Alcohol Justice
- Abbreviation: AJ
- Formation: 1987
- Type: Non-profit 501(c)(3)
- Purpose: Public health advocacy and policy
- Location: San Rafael, California;
- Region served: United States
- Exec. Dir/CEO: Bruce Lee Livingston
- Staff: 10
- Website: alcoholjustice.org

= Alcohol Justice =

Research and policy organization

Alcohol Justice is a San Rafael, California–based non-profit advocacy, research and policy organization describing itself as "the industry watchdog". The Marin Institute was renamed and re-branded as Alcohol Justice in 2011; it was originally named The Marin Institute for the Prevention of Alcohol and Other Drug Problems.

In 2006, Alcohol Justice shifted its focus to the practices of alcohol corporations who produce, distribute, retail and advertise alcoholic beverages. Until 2006, Alcohol Justice focused strictly on alcohol harms and environmental prevention strategies. These strategies included reducing the hours during which time alcohol can be sold, increasing the size of warning labels on alcoholic beverage containers, requiring warnings on all alcohol advertisements, restricting the content and placement of alcohol ads, and prohibiting alcohol sponsorship of athletic events.

==History==
Alcohol Justice was established in 1987 as one of three major projects funded by the Leonard and Beryl H. Buck Trust at the same time the Marin Community Foundation was formed. The Marin Institute reported in 2006 that "countering the alcohol industry has always been a high priority for the Marin Institute, but we now want to make it the central focus of our efforts. That means we'll put 100% of our energy into stopping the alcohol industry from harming public health."
In July 2011, the Marin Institute changed its name to Alcohol Justice to better align the organization's name with the national reach of its network.

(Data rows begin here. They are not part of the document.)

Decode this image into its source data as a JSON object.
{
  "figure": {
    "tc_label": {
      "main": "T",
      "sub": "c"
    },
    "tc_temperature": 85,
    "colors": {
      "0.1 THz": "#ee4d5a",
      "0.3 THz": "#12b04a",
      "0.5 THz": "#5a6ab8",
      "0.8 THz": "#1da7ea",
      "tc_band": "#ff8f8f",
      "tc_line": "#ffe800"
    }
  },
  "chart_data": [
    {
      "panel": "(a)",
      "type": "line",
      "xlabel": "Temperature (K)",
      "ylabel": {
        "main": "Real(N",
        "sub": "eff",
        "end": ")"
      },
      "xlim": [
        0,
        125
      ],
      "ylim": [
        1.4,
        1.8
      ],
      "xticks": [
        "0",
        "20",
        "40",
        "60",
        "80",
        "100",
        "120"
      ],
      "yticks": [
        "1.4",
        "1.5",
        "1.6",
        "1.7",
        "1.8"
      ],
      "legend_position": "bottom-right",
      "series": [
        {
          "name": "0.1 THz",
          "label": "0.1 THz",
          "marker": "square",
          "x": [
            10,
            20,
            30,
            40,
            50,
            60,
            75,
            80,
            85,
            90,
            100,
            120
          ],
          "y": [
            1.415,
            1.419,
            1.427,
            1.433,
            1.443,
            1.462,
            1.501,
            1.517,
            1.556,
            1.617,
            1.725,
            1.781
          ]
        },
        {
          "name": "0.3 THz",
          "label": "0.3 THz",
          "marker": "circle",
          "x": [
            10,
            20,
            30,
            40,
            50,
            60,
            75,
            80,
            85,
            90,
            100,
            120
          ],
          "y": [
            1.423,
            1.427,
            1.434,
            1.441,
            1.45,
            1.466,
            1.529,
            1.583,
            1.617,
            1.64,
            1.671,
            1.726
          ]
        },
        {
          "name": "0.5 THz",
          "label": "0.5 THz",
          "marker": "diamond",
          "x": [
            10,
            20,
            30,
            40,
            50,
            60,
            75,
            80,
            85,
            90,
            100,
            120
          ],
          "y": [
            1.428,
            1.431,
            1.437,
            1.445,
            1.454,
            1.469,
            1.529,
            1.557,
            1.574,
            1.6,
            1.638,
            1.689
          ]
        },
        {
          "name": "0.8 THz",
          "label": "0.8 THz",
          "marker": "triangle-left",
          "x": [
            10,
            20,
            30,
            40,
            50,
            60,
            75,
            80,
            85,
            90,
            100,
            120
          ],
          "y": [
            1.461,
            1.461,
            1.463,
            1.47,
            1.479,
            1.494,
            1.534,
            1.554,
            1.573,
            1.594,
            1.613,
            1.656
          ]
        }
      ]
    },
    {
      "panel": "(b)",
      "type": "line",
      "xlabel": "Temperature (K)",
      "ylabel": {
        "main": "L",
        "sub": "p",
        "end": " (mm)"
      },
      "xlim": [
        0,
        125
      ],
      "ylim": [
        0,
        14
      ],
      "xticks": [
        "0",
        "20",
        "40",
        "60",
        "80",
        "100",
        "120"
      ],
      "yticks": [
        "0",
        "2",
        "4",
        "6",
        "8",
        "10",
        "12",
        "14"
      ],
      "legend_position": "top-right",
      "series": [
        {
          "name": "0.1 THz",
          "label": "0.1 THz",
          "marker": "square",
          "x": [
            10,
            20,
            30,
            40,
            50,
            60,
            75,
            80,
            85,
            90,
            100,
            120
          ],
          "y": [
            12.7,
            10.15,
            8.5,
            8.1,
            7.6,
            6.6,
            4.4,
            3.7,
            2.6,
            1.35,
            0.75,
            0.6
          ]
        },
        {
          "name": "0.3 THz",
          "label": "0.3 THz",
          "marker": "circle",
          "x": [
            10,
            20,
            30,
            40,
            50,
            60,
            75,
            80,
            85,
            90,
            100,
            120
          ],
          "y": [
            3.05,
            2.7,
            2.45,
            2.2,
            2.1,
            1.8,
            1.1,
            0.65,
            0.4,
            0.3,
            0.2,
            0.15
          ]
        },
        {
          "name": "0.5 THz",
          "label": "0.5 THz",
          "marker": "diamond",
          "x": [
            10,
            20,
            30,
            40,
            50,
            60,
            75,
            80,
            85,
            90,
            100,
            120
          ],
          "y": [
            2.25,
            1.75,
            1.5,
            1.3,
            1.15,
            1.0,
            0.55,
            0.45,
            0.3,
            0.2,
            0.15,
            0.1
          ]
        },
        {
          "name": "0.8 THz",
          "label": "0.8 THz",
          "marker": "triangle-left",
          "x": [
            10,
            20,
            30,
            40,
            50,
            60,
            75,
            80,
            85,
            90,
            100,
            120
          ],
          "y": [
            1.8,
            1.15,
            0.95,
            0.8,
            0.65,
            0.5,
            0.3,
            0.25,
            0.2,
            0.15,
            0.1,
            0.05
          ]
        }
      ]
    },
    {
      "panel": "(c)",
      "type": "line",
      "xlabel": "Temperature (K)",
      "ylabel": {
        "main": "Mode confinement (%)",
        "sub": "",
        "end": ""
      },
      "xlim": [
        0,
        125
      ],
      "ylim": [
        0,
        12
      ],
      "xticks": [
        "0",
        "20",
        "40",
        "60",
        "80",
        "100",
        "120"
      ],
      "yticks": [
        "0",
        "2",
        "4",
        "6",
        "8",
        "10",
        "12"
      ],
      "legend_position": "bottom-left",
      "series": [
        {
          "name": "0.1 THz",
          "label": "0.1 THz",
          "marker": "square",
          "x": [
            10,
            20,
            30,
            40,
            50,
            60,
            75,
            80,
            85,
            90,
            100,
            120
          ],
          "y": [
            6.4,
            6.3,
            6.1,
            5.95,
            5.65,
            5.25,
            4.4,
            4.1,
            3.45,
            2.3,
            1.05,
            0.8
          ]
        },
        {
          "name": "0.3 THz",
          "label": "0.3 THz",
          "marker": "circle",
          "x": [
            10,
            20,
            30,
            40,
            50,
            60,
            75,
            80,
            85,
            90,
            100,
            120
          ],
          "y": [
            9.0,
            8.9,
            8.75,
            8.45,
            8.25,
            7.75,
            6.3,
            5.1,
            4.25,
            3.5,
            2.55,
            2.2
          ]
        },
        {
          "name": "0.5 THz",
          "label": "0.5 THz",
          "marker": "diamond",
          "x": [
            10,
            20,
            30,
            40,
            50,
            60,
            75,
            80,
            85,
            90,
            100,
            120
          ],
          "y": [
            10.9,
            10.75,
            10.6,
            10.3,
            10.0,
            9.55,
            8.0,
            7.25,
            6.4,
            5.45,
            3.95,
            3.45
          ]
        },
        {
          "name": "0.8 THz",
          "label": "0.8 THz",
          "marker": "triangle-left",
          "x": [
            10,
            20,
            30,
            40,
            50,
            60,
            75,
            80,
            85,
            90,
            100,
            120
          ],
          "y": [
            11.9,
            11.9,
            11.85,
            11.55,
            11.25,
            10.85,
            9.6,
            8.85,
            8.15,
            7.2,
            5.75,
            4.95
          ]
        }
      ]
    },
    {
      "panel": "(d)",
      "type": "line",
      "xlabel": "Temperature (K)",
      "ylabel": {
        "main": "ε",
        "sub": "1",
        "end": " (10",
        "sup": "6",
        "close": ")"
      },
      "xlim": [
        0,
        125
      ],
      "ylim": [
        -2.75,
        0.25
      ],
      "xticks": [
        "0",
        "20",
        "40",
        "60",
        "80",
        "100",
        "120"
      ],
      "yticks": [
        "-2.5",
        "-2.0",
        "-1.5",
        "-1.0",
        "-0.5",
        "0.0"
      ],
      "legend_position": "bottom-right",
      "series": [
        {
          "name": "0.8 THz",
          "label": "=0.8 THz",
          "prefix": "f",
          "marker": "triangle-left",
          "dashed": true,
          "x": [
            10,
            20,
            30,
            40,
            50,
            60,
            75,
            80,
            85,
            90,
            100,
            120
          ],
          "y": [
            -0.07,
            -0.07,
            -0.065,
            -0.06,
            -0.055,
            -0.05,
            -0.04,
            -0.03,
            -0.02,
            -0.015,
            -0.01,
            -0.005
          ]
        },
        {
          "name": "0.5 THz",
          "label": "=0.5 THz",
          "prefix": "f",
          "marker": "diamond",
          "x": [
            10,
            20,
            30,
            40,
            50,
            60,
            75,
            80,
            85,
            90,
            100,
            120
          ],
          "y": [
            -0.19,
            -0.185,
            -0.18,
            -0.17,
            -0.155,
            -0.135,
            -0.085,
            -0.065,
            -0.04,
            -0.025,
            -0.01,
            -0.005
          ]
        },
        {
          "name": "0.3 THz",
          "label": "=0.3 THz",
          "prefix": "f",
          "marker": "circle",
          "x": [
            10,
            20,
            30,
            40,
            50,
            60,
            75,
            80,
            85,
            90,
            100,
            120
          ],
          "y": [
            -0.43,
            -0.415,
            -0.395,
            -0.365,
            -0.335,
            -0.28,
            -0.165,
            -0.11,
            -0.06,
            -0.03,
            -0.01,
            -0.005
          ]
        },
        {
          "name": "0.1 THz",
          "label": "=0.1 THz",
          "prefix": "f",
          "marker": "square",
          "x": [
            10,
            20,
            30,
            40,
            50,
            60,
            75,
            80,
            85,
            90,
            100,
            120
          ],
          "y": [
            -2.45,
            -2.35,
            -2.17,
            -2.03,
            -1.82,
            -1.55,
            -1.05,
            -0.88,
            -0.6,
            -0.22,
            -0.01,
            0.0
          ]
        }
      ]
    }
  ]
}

==Campaigns and programs==
Alcohol Justice, although based in San Rafael, California, plays a research and advocacy role in other cities and counties of California, such as Los Angeles and San Francisco, and has led numerous campaigns for legislation and regulatory reform in Sacramento, California. Nonetheless, it is a national organization that has conducted national and international research projects, conducted hundreds of trainings of youth, community leaders and public health advocates throughout the United States, and participated in international activities as well in Canada, Europe, Africa and Thailand.

===Alcohol taxes and fees: Charge for Harm===

The Marin Institute participated in a flurry of alcohol tax increase campaigns in the early 1990s, which resulted in small increases in beer excise taxes in California at the U.S. federal level in 1991 and 1992. From December 2006 to November 2010, The Marin Institute convened and organized a California coalition to promote proposals for nickel or dime a drink excise taxes or mitigation fees, including AB 1019 (Assm. Jim Beall, Dem-Santa Clara) supported in a testimonial video by John O. Whitaker Jr.

The Charge for Harm campaign supported various bills in Sacramento and the San Francisco "Alcohol Cost Recovery Fee" ultimately vetoed by PlumpJack wine-distributorship owning Mayor Gavin Newsom in September 2010. (More info at San Francisco Alcohol Cost Recovery database.)

Ultimately the California campaign ground to a halt in November 2010 with the passage of Proposition 26 with 51.4% of the vote, supported by the Wine Institute, the California Chamber of Commerce, Chevron, and collectively oil, tobacco, and alcohol corporations. Proposition 26 now requires in California a 2/3 vote of both legislative houses to pass impact or mitigation fees to charge industries for the harm caused by production or consumption, and requires a 2/3 vote of the electorate to pass such fees at the municipal or county level.

===Stop Alcopops===
Alcohol Justice argues that alcopops should be regulated because they appeal to youth, who might not like other alcoholic beverages. When caffeinated alcoholic beverages, commonly containing 12% ABV and packaged in 24-oz cans, went off the market, the manufacturers of these beverages reformulated the beverages so as to be without caffeine. Alcohol Justice especially argues against the reformulated products partly due to the fact that the alcohol content has not changed. Alcohol Justice is currently lobbying for legislation to limit the size and alcohol concentration of alcopops.